Lanre Bakare Arts and culture correspondent 

‘Drop Instagram and engage’: Block9’s next Glastonbury stage takes shape

Creators of festival’s hedonistic hub work on 65ft ‘deconstructed gig venue’ called IICON
  
  

Block9’s 2017 Glastonbury festival offering, ‘Block9’.
Block9’s 2017 Glastonbury festival offering, ‘Block9’. Photograph: David Levene/The Guardian

In the middle of a huge warehouse in Silvertown docklands in east London, the founders of Glastonbury’s raucous after-hours playground, Block9, are building the centrepiece of their 2019 offering.

Remnants of IICON – a 65ft video-mapped “anonymised head” – are strewn around the cavernous workspace. Individual pieces of the neck and cranium stand two metres tall. It is the most ambitious project yet for the production outfit, which has worked with Glastonbury as Block9 since 2007 and also created stage sets for the likes of Dua Lipa, Gorillaz and Skrillex.

Stephen Gallagher, the Block9 co-founder, said: “It’s an alternative version of a big outdoor music arena. There are all the component parts of that type of thing, but it’s deconstructed. We are asking people to look at the world in a slightly different way.”

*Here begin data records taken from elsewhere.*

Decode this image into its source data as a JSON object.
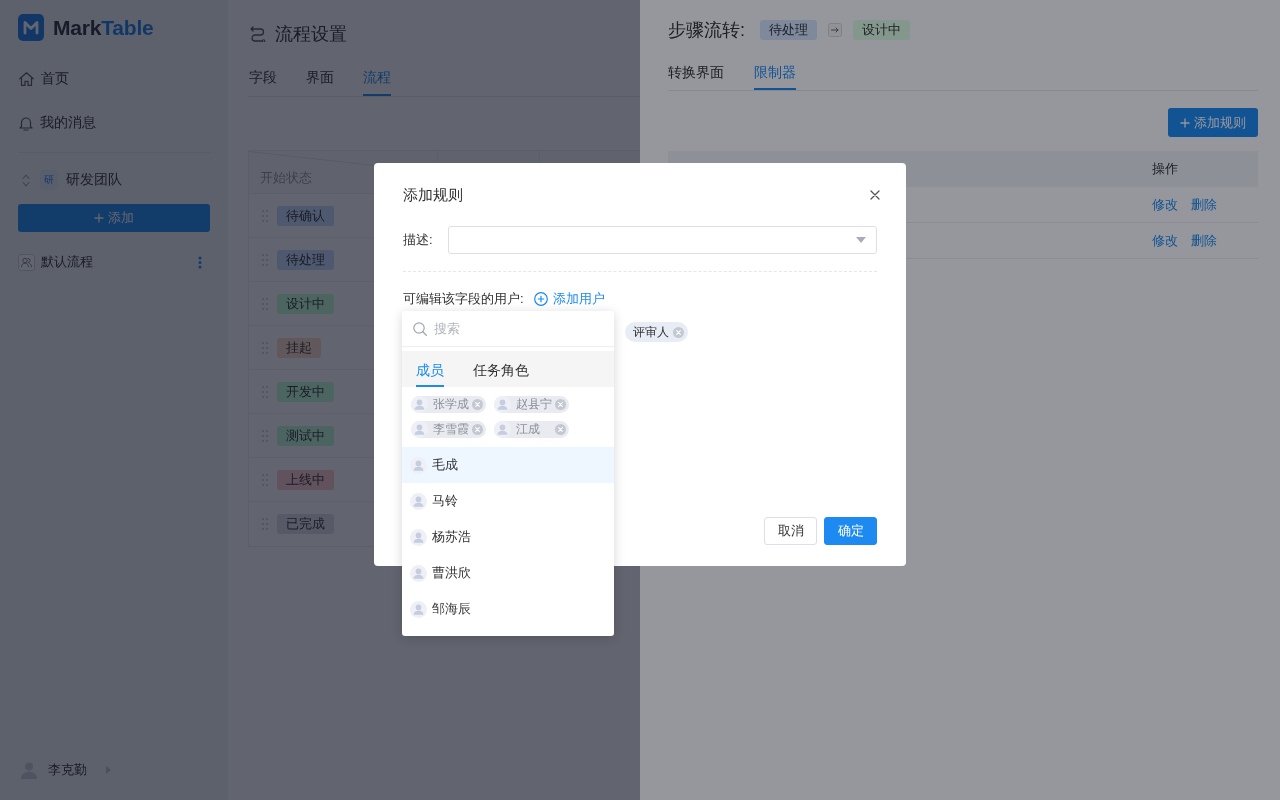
{
  "sidebar": {
    "logo": {
      "text_parts": [
        "Mark",
        "Table"
      ]
    },
    "nav": [
      {
        "kind": "home",
        "label": "首页"
      },
      {
        "kind": "messages",
        "label": "我的消息"
      }
    ],
    "team": {
      "badge": "研",
      "name": "研发团队"
    },
    "add_button": "添加",
    "workflows": [
      {
        "name": "默认流程"
      }
    ],
    "user": {
      "name": "李克勤"
    }
  },
  "main": {
    "title": "流程设置",
    "tabs": [
      {
        "label": "字段",
        "selected": false
      },
      {
        "label": "界面",
        "selected": false
      },
      {
        "label": "流程",
        "selected": true
      }
    ],
    "table": {
      "corner_header": "开始状态",
      "rows": [
        {
          "status": "待确认",
          "color": "#4e586e"
        },
        {
          "status": "待处理",
          "color": "#4e586e"
        },
        {
          "status": "设计中",
          "color": "#4d6560"
        },
        {
          "status": "挂起",
          "color": "#60585a"
        },
        {
          "status": "开发中",
          "color": "#4d6560"
        },
        {
          "status": "测试中",
          "color": "#4c6462"
        },
        {
          "status": "上线中",
          "color": "#62525e"
        },
        {
          "status": "已完成",
          "color": "#575b66"
        }
      ]
    }
  },
  "drawer": {
    "title": "步骤流转:",
    "transition": [
      {
        "label": "待处理",
        "color": "#7e8a9c"
      },
      {
        "label": "设计中",
        "color": "#84978c"
      }
    ],
    "tabs": [
      {
        "label": "转换界面",
        "selected": false
      },
      {
        "label": "限制器",
        "selected": true
      }
    ],
    "add_rule_button": "添加规则",
    "table": {
      "action_header": "操作",
      "rows": [
        {
          "actions": [
            "修改",
            "删除"
          ]
        },
        {
          "actions": [
            "修改",
            "删除"
          ]
        }
      ]
    }
  },
  "dialog": {
    "title": "添加规则",
    "description_label": "描述:",
    "editors_label": "可编辑该字段的用户:",
    "add_user_link": "添加用户",
    "editor_chips": [
      {
        "name": "评审人"
      }
    ],
    "buttons": [
      {
        "kind": "secondary",
        "label": "取消"
      },
      {
        "kind": "primary",
        "label": "确定"
      }
    ]
  },
  "user_picker": {
    "search": {
      "placeholder": "搜索"
    },
    "tabs": [
      {
        "label": "成员",
        "selected": true
      },
      {
        "label": "任务角色",
        "selected": false
      }
    ],
    "selected_members": [
      {
        "name": "张学成"
      },
      {
        "name": "赵县宁"
      },
      {
        "name": "李雪霞"
      },
      {
        "name": "江成"
      }
    ],
    "members": [
      {
        "name": "毛成",
        "highlighted": true
      },
      {
        "name": "马铃",
        "highlighted": false
      },
      {
        "name": "杨苏浩",
        "highlighted": false
      },
      {
        "name": "曹洪欣",
        "highlighted": false
      },
      {
        "name": "邹海辰",
        "highlighted": false
      }
    ]
  }
}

Gallagher and his co-founder, Gideon Berger, hope IICON will not only provide an impressive backdrop to late-night hedonism in a Somerset field next month, but will help revolutionise how we consume culture.

“What we want to do is open the lid, turn the light on and let people re-examine the music they love but really don’t know anything about, so they become empowered to do something,” said Berger. “It’s kind of a call to arms: stop messing around on Instagram and actually engage with the world around you.”

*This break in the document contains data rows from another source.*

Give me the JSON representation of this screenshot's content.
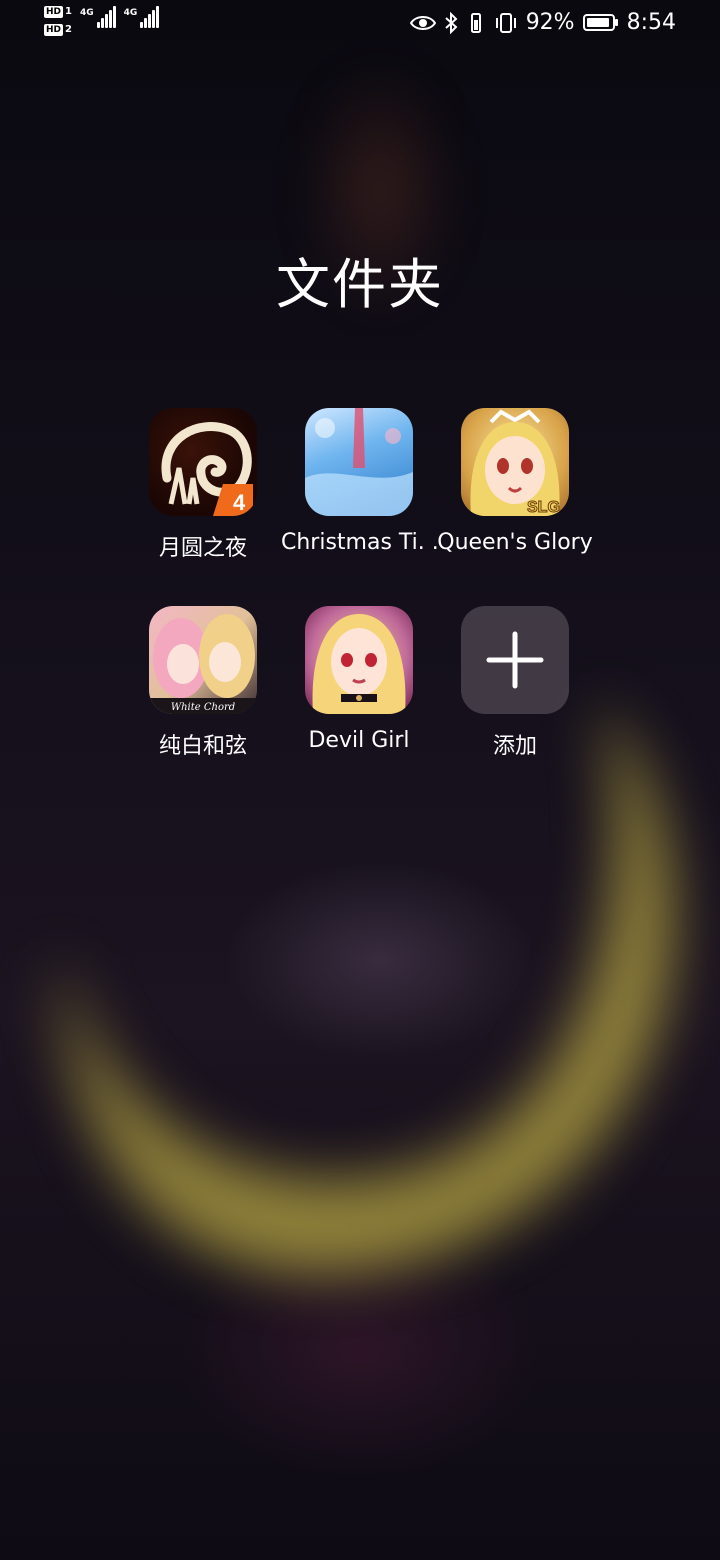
{
  "status_bar": {
    "sim1_badge": "HD",
    "sim1_num": "1",
    "sim2_badge": "HD",
    "sim2_num": "2",
    "net1": "4G",
    "net2": "4G",
    "battery_percent": "92%",
    "battery_level": 0.92,
    "time": "8:54",
    "icons": [
      "eye-icon",
      "bluetooth-icon",
      "vibrate-icon"
    ]
  },
  "folder": {
    "title": "文件夹",
    "apps": [
      {
        "label": "月圆之夜",
        "icon": "moon-night-app-icon"
      },
      {
        "label": "Christmas Ti. .",
        "icon": "christmas-app-icon"
      },
      {
        "label": "Queen's Glory",
        "icon": "queens-glory-app-icon"
      },
      {
        "label": "纯白和弦",
        "icon": "white-chord-app-icon"
      },
      {
        "label": "Devil Girl",
        "icon": "devil-girl-app-icon"
      },
      {
        "label": "添加",
        "icon": "plus-icon"
      }
    ]
  },
  "icon_text": {
    "white_chord_caption": "White Chord",
    "queen_badge": "SLG"
  }
}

The debut at Glastonbury this summer is only the first part of Block9’s plan. The second element is a peripatetic arts space where Block9 will – with live music and specially commissioned pieces – tell “musical stories”, such as the evolution of Iranian music after the 1979 revolution, the Ethiopian royal families’ embrace of an Armenian brass band, and how Viktor Ullmann wrote his opera The Emperor of Atlantis while in the Nazi concentration camp Theresienstadt.

“All of these things are massively empowering,” said Berger. “You’re not going to leave depressed. You’ll leave inspired. We’re saying: yes, things are pretty messed up now, but look at what we as a species have come through.

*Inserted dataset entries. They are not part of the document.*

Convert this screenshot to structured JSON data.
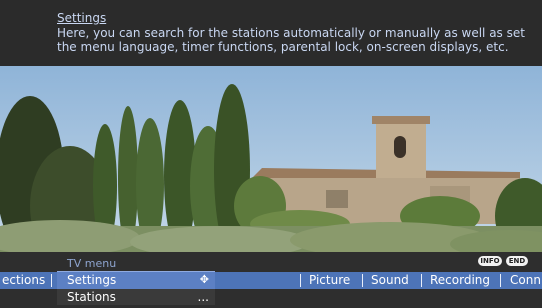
{
  "info": {
    "title": "Settings",
    "description": "Here, you can search for the stations automatically or manually as well as set the menu language, timer functions, parental lock, on-screen displays, etc."
  },
  "badges": {
    "info": "INFO",
    "end": "END"
  },
  "menu": {
    "header": "TV menu",
    "selected": "Settings",
    "selected_icon": "move-arrows-icon",
    "next": "Stations",
    "next_more": "..."
  },
  "menubar": {
    "items": [
      "ections",
      "Picture",
      "Sound",
      "Recording",
      "Conn"
    ]
  },
  "colors": {
    "menubar": "#4d74b8",
    "selected": "#5c80c4",
    "text_info": "#c9d7f2"
  }
}
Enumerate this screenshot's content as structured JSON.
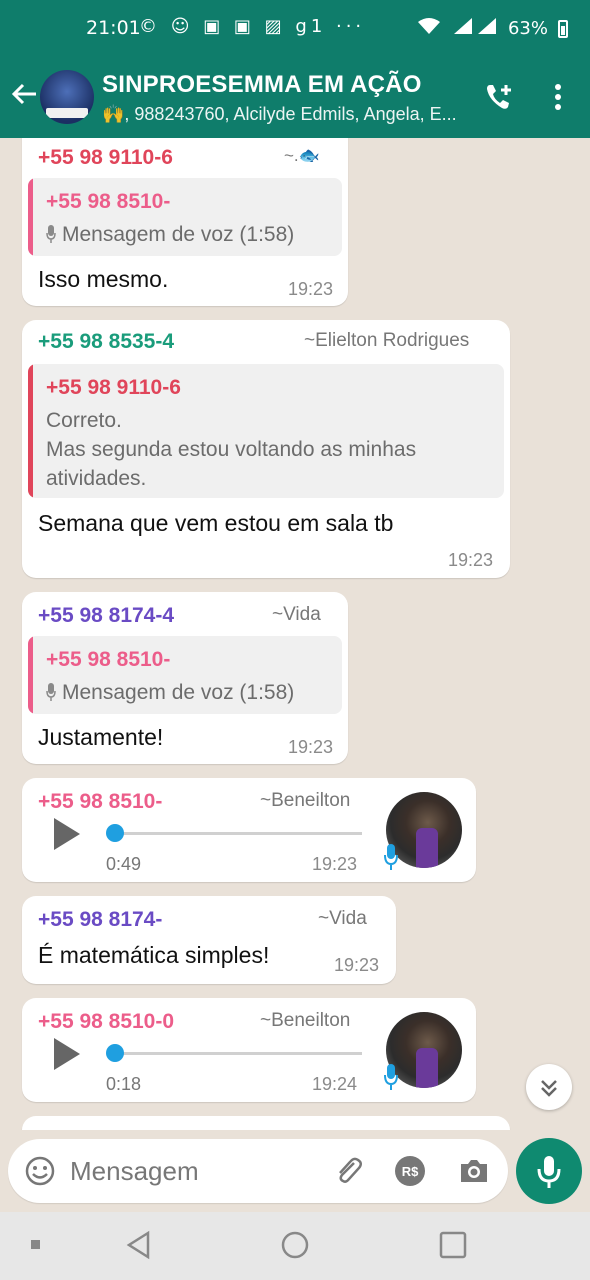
{
  "status_bar": {
    "time": "21:01",
    "left_icons": "© ☺ ▣ ▣ ▨ g1 ···",
    "battery": "63%"
  },
  "header": {
    "title": "SINPROESEMMA EM AÇÃO",
    "subtitle": "🙌, 988243760, Alcilyde Edmils, Angela, E..."
  },
  "messages": [
    {
      "sender": "+55 98 9110-6",
      "alias": "~.🐟",
      "quote_name": "+55 98 8510-",
      "quote_text": "Mensagem de voz (1:58)",
      "text": "Isso mesmo.",
      "time": "19:23"
    },
    {
      "sender": "+55 98 8535-4",
      "alias": "~Elielton Rodrigues",
      "quote_name": "+55 98 9110-6",
      "quote_lines": [
        "Correto.",
        "Mas segunda estou voltando as minhas",
        "atividades."
      ],
      "text": "Semana que vem estou em sala tb",
      "time": "19:23"
    },
    {
      "sender": "+55 98 8174-4",
      "alias": "~Vida",
      "quote_name": "+55 98 8510-",
      "quote_text": "Mensagem de voz (1:58)",
      "text": "Justamente!",
      "time": "19:23"
    },
    {
      "sender": "+55 98 8510-",
      "alias": "~Beneilton",
      "duration": "0:49",
      "time": "19:23",
      "progress": 0
    },
    {
      "sender": "+55 98 8174-",
      "alias": "~Vida",
      "text": "É matemática simples!",
      "time": "19:23"
    },
    {
      "sender": "+55 98 8510-0",
      "alias": "~Beneilton",
      "duration": "0:18",
      "time": "19:24",
      "progress": 0
    }
  ],
  "input": {
    "placeholder": "Mensagem"
  },
  "colors": {
    "header": "#0f7d6b",
    "red_sender": "#e0455a",
    "teal_sender": "#1a9c7b",
    "purple_sender": "#6a4bc4",
    "pink_sender": "#ec5d8a"
  }
}
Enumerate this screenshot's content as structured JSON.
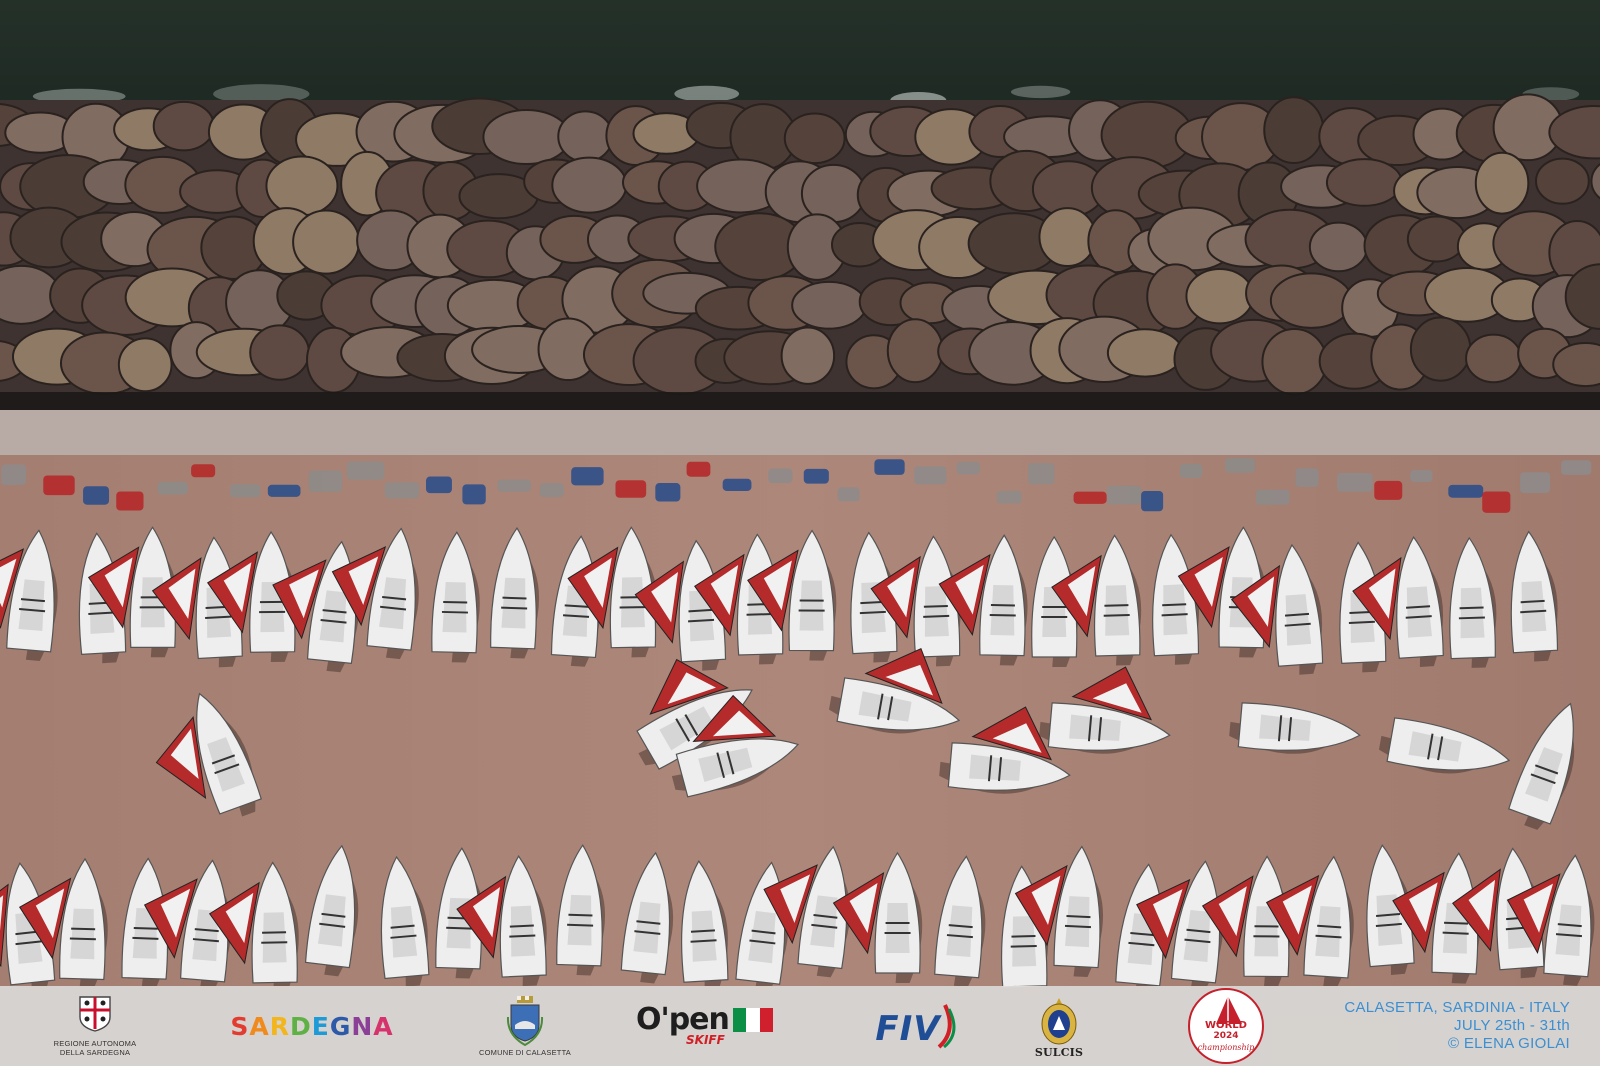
{
  "photo": {
    "subject": "harbour-with-dinghies",
    "colors": {
      "sea": "#1f2a25",
      "rocks": "#5e4a42",
      "pavement": "#a57f72",
      "hull": "#eeeeee",
      "sail_red": "#b52a2a"
    }
  },
  "sponsors": {
    "region": {
      "line1": "REGIONE AUTONOMA",
      "line2": "DELLA SARDEGNA"
    },
    "sardegna": {
      "letters": [
        "S",
        "A",
        "R",
        "D",
        "E",
        "G",
        "N",
        "A"
      ]
    },
    "comune": {
      "label": "COMUNE DI CALASETTA"
    },
    "open_skiff": {
      "word": "O'pen",
      "sub": "SKIFF"
    },
    "fiv": {
      "word": "FIV"
    },
    "sulcis": {
      "label": "SULCIS"
    },
    "worlds": {
      "label": "WORLD",
      "year": "2024",
      "sub": "championship"
    }
  },
  "event": {
    "location": "CALASETTA, SARDINIA - ITALY",
    "dates": "JULY 25th - 31th",
    "credit": "© ELENA GIOLAI"
  }
}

Gallagher said: “It’ll be part-gig, part-club. It’s a music venue, which is like being inside an artwork. Nothing is what it seems.”

Block9 has evolved from being in one small corner of the Glastonbury site, with a budget of about £2,000, into its own late-night kingdom that hosts thousands of visitors and some of the biggest names in dance music in its NYC Downlow and Genosys areas. Gallagher and Berger started making stage sets together in a disused tyre factory in Canning Town before becoming in-demand set designers who constructed the castle at Banksy’s Weston-super-Mare “theme park” Dismaland in 2015.

IICON, which is part of a new 15,000-person space adjacent to the usual Block9 stages, will appear first as an external stage only and then is scheduled to start touring with as a venue after next year’s Glastonbury festival, with events being negotiated for London, New York, Shanghai, Los Angeles and Sydney.

Inspired in part by the work of the Korean-born German philosopher Byung-Chul Han and his meditation on control in the digital age – Psychopolitics: Neoliberalism and New Technologies of Power – it is described as “a pseudo-religious monument to the terrifying new realities emerging in our digital, data-driven, post-truth age”, by its founders.

Gallagher said the high-concept venue was a natural fit in the complex digital world of 2019. “Everyone is being watched by everyone else the whole time, so therefore you conform and are self-regulating. It’s the perfect control mechanism,” he said.

Berger said: “IICON is our monument to the new power system. It represents the controlling forces on one hand but it also represents us: the consumers. It will be a giant art meets architecture hybrid which arrives in your city and creates a crazy musical experience.” Then Gallagher gives his slightly more pragmatic final word: “And you’ll have an amazing night out.”